Academic diagnostics labs welcomed the news. Wayne Grody, director of the Molecular Diagnostics Laboratories at the University of California Los Angeles Medical Center, who worked with ACLU lawyers in drafting their arguments in the case, calls the decision “a victory for the team I was on, and more locally for our DNA diagnostics lab and all my peers.”

Grody’s lab was licensed by Myriad to perform limited BRCA gene testing. Where Myriad sequenced the entirety of the BRCA loci, Grody’s lab was authorized to detect just three specific mutations associated with breast cancer among Ashkenazi Jews. The charge for that test was $400, Grody says, including a royalty payment, compared to $3000 or so for the full sequence test performed by Myriad Genetics.

Grody said his lab will continue offering that test, but will now supplement it with a handful of additional tests, probing genes for neurologic and muscular diseases, congenital deafness in infants, and leukemia, several of which were precluded by patents owned by Athena Diagnostics.
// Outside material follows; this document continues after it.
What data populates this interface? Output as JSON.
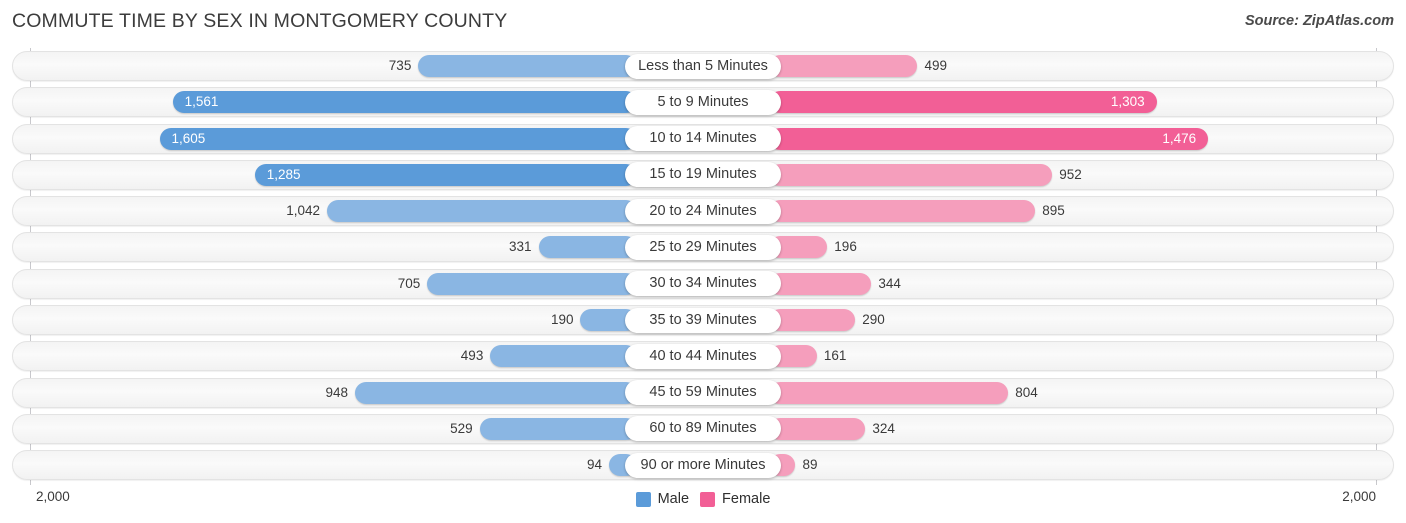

Farid Chehab, director of the Molecular Diagnostics Laboratory at the University of California, San Francisco, also used to test for the Ashkenazi mutations using a “reverse dot blot” assay, but stopped “two or three years ago” due to a lack of interest. Today, he said, he plans to offer an exome-sequencing service instead.

Exome sequencing, Chehab explained, costs about $1,200—on par with BRCA1/2 testing alone—but produces orders of magnitude more information. “You can blind yourself to everything else but BRCA1 and 2, concentrate on them on the bioinformatic level,” he said. “And then, if the doctor wants additional information, we can look at other genes, too.”

Arupa Ganguly, laboratory director of the University of Pennsylvania’s Genetic Testing Laboratory, received a cease-and-desist letter from Myriad Genetics for BRCA testing in 1999. Fourteen years later, she said, the Supreme Court decision is “big victory in terms of principle.”

Still, though her lab is now technically free to offer BRCA screening, Ganguly said she hasn’t yet decided if it will. For one thing, there’s the growing commercial competition. But also, she noted, in the years since she last tested for BRCA mutations, Myriad has likely tested tens or even hundreds of thousands of samples, compiling a database of variants and their clinical significance, data she and others would not be able to access.

“It’s a very big handicap,” she said.

Greely, though, said he doubts the handicap will prove all that practically significant. For one thing, many of those variants are well documented, and labs can always refer patients with novel variants to Myriad anyway. Also, a new initiative called Free the Data!, launched following the Supreme Court’s decision, seeks to nullify Myriad’s advantage by building a public database of BRCA1 variants using patient-submitted genetic data.

“Last Thursday was a happy day for people who might want BRCA1 or 2 testing done in the next few years, and their doctors,” Greely said. “Whether the consequences are much broader than that is unclear.”